In a letter to the county council announcing the decision, the Department of Communities, Housing and Local Government advised that Jenrick “particularly wishes to be informed about” how the mining plans would square with the government’s climate change commitments, along with policy on the sustainable use of minerals and sustainable development in the area.

Jenrick will be entitled not to follow the planning inspector’s recommendation once it is made. However, campaigners say he may leave himself open to legal challenge if he is considered to have ignored the inspector’s findings.

The inquiry is set to take place in early summer and is expected to last about two weeks. Its conclusions, and a subsequent government decision, may not be forthcoming until next year.

Environmental campaigners hope the decision’s proximity to the Cop26 UN climate summit, which the UK is hosting in November, may sway the government’s decision, with intensive lobbying expected from both camps.

Anne Harris, of Coal Action Network, said Jenrick’s failure to take a clear climate stance in the Druridge Bay case has led to complications in approaching the Cumbrian scheme.

“In the Druridge decision, following a public inquiry in 2017, the secretary of state dodged the question of whether extracting more coal leads to more coal being consumed, and thus greater amounts of greenhouse gases being released,” she said.

“This time he cannot avoid taking a position on this issue. The future of our planet depends on politicians and companies acting to dramatically limit the release of gases which cause climate change.

“If Jenrick had been strong in taking a stance against the Druridge application on climate change grounds, it is possible that this application in Cumbria would never have been approved.”

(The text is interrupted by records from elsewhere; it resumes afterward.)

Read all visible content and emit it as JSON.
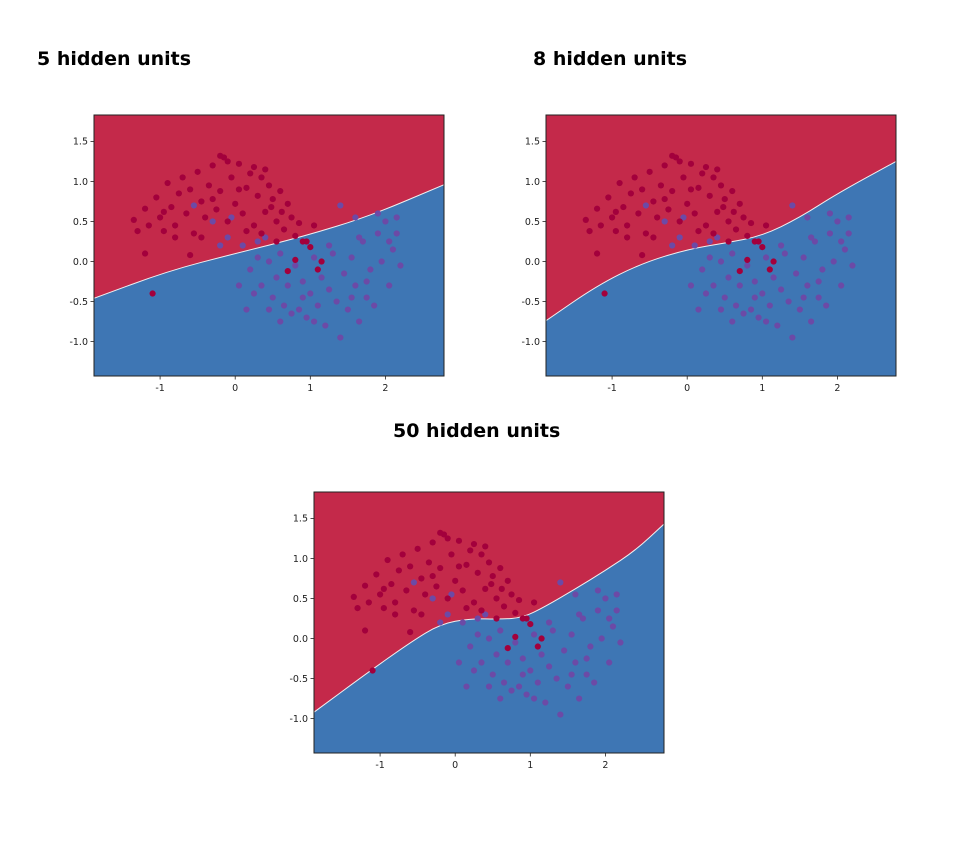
{
  "colors": {
    "red_region": "#c4294a",
    "blue_region": "#3e76b4",
    "boundary": "#f0f0f0",
    "red_point": "#a3003c",
    "blue_point": "#6c4aa6",
    "frame": "#222222"
  },
  "chart_data": [
    {
      "type": "scatter",
      "title": "5 hidden units",
      "xlim": [
        -1.88,
        2.78
      ],
      "ylim": [
        -1.43,
        1.83
      ],
      "xticks": [
        "-1",
        "0",
        "1",
        "2"
      ],
      "yticks": [
        "-1.0",
        "-0.5",
        "0.0",
        "0.5",
        "1.0",
        "1.5"
      ],
      "decision_boundary": {
        "x": [
          -1.88,
          -0.9,
          0.0,
          0.9,
          1.8,
          2.78
        ],
        "y": [
          -0.46,
          -0.12,
          0.1,
          0.31,
          0.57,
          0.96
        ]
      }
    },
    {
      "type": "scatter",
      "title": "8 hidden units",
      "xlim": [
        -1.88,
        2.78
      ],
      "ylim": [
        -1.43,
        1.83
      ],
      "xticks": [
        "-1",
        "0",
        "1",
        "2"
      ],
      "yticks": [
        "-1.0",
        "-0.5",
        "0.0",
        "0.5",
        "1.0",
        "1.5"
      ],
      "decision_boundary": {
        "x": [
          -1.88,
          -1.2,
          -0.6,
          0.0,
          0.5,
          1.0,
          1.5,
          2.0,
          2.78
        ],
        "y": [
          -0.74,
          -0.3,
          -0.02,
          0.15,
          0.23,
          0.32,
          0.55,
          0.85,
          1.25
        ]
      }
    },
    {
      "type": "scatter",
      "title": "50 hidden units",
      "xlim": [
        -1.88,
        2.78
      ],
      "ylim": [
        -1.43,
        1.83
      ],
      "xticks": [
        "-1",
        "0",
        "1",
        "2"
      ],
      "yticks": [
        "-1.0",
        "-0.5",
        "0.0",
        "0.5",
        "1.0",
        "1.5"
      ],
      "decision_boundary": {
        "x": [
          -1.88,
          -1.2,
          -0.6,
          -0.2,
          0.2,
          0.6,
          0.9,
          1.2,
          1.6,
          2.0,
          2.4,
          2.78
        ],
        "y": [
          -0.92,
          -0.45,
          -0.05,
          0.18,
          0.25,
          0.24,
          0.26,
          0.4,
          0.62,
          0.85,
          1.1,
          1.43
        ]
      }
    }
  ],
  "points": {
    "red": [
      [
        -1.35,
        0.52
      ],
      [
        -1.3,
        0.38
      ],
      [
        -1.2,
        0.66
      ],
      [
        -1.15,
        0.45
      ],
      [
        -1.05,
        0.8
      ],
      [
        -1.0,
        0.55
      ],
      [
        -0.95,
        0.38
      ],
      [
        -0.9,
        0.98
      ],
      [
        -0.85,
        0.68
      ],
      [
        -0.8,
        0.45
      ],
      [
        -0.75,
        0.85
      ],
      [
        -0.7,
        1.05
      ],
      [
        -0.65,
        0.6
      ],
      [
        -0.6,
        0.9
      ],
      [
        -0.55,
        0.35
      ],
      [
        -0.5,
        1.12
      ],
      [
        -0.45,
        0.75
      ],
      [
        -0.4,
        0.55
      ],
      [
        -0.35,
        0.95
      ],
      [
        -0.3,
        1.2
      ],
      [
        -0.25,
        0.65
      ],
      [
        -0.2,
        0.88
      ],
      [
        -0.15,
        1.3
      ],
      [
        -0.1,
        0.5
      ],
      [
        -0.05,
        1.05
      ],
      [
        0.0,
        0.72
      ],
      [
        0.05,
        1.22
      ],
      [
        0.1,
        0.6
      ],
      [
        0.15,
        0.92
      ],
      [
        0.2,
        1.1
      ],
      [
        0.25,
        0.45
      ],
      [
        0.3,
        0.82
      ],
      [
        0.35,
        1.05
      ],
      [
        0.4,
        0.62
      ],
      [
        0.45,
        0.95
      ],
      [
        0.5,
        0.78
      ],
      [
        0.55,
        0.5
      ],
      [
        0.6,
        0.88
      ],
      [
        0.65,
        0.4
      ],
      [
        0.7,
        0.72
      ],
      [
        0.75,
        0.55
      ],
      [
        0.8,
        0.32
      ],
      [
        0.85,
        0.48
      ],
      [
        0.95,
        0.25
      ],
      [
        1.05,
        0.45
      ],
      [
        -1.1,
        -0.4
      ],
      [
        0.55,
        0.25
      ],
      [
        0.8,
        0.02
      ],
      [
        1.0,
        0.18
      ],
      [
        0.9,
        0.25
      ],
      [
        1.15,
        0.0
      ],
      [
        0.7,
        -0.12
      ],
      [
        1.1,
        -0.1
      ],
      [
        -0.6,
        0.08
      ],
      [
        -1.2,
        0.1
      ],
      [
        -0.2,
        1.32
      ],
      [
        -0.1,
        1.25
      ],
      [
        0.25,
        1.18
      ],
      [
        0.4,
        1.15
      ],
      [
        -0.8,
        0.3
      ],
      [
        -0.45,
        0.3
      ],
      [
        0.15,
        0.38
      ],
      [
        0.35,
        0.35
      ],
      [
        -0.95,
        0.62
      ],
      [
        0.62,
        0.62
      ],
      [
        -0.3,
        0.78
      ],
      [
        0.05,
        0.9
      ],
      [
        0.48,
        0.68
      ]
    ],
    "blue": [
      [
        -0.55,
        0.7
      ],
      [
        -0.3,
        0.5
      ],
      [
        -0.1,
        0.3
      ],
      [
        -0.05,
        0.55
      ],
      [
        0.1,
        0.2
      ],
      [
        0.2,
        -0.1
      ],
      [
        0.3,
        0.05
      ],
      [
        0.35,
        -0.3
      ],
      [
        0.45,
        0.0
      ],
      [
        0.5,
        -0.45
      ],
      [
        0.55,
        -0.2
      ],
      [
        0.6,
        0.1
      ],
      [
        0.65,
        -0.55
      ],
      [
        0.7,
        -0.3
      ],
      [
        0.8,
        -0.05
      ],
      [
        0.85,
        -0.6
      ],
      [
        0.9,
        -0.25
      ],
      [
        0.95,
        -0.7
      ],
      [
        1.0,
        -0.4
      ],
      [
        1.05,
        0.05
      ],
      [
        1.1,
        -0.55
      ],
      [
        1.15,
        -0.2
      ],
      [
        1.2,
        -0.8
      ],
      [
        1.25,
        -0.35
      ],
      [
        1.3,
        0.1
      ],
      [
        1.35,
        -0.5
      ],
      [
        1.4,
        -0.95
      ],
      [
        1.45,
        -0.15
      ],
      [
        1.5,
        -0.6
      ],
      [
        1.55,
        0.05
      ],
      [
        1.6,
        -0.3
      ],
      [
        1.65,
        -0.75
      ],
      [
        1.7,
        0.25
      ],
      [
        1.75,
        -0.45
      ],
      [
        1.8,
        -0.1
      ],
      [
        1.85,
        -0.55
      ],
      [
        1.9,
        0.35
      ],
      [
        1.95,
        0.0
      ],
      [
        2.0,
        0.5
      ],
      [
        2.05,
        -0.3
      ],
      [
        2.1,
        0.15
      ],
      [
        2.15,
        0.55
      ],
      [
        2.2,
        -0.05
      ],
      [
        1.4,
        0.7
      ],
      [
        1.9,
        0.6
      ],
      [
        2.05,
        0.25
      ],
      [
        0.15,
        -0.6
      ],
      [
        0.45,
        -0.6
      ],
      [
        0.05,
        -0.3
      ],
      [
        0.25,
        -0.4
      ],
      [
        0.75,
        -0.65
      ],
      [
        1.05,
        -0.75
      ],
      [
        1.55,
        -0.45
      ],
      [
        0.4,
        0.3
      ],
      [
        1.65,
        0.3
      ],
      [
        -0.2,
        0.2
      ],
      [
        0.6,
        -0.75
      ],
      [
        1.25,
        0.2
      ],
      [
        0.9,
        -0.45
      ],
      [
        2.15,
        0.35
      ],
      [
        1.75,
        -0.25
      ],
      [
        0.3,
        0.25
      ],
      [
        1.6,
        0.55
      ]
    ]
  },
  "panels": [
    {
      "title": "5 hidden units"
    },
    {
      "title": "8 hidden units"
    },
    {
      "title": "50 hidden units"
    }
  ]
}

Meanwhile, the former government climate change representative, John Ashton, said the wording of Jenrick’s call-in letter this week was “a disgrace: a farrago of false trails, obfuscation, and low-grade thinking and drafting … In any case, this welcome decision is about crude climate politics and nothing else.”

Pressure on the UK on the global stage may also have affected the decision, he said, with many taking the view that the UK should be setting a good example internationally as hosts of the crucial Cop26 climate conference.

“I imagine they will be telling … northern Tories to bide their time and press their case after [Cop26 in] Glasgow. I suspect that [US climate envoy] John Kerry on his visit the other day told Johnson to start getting his act together.”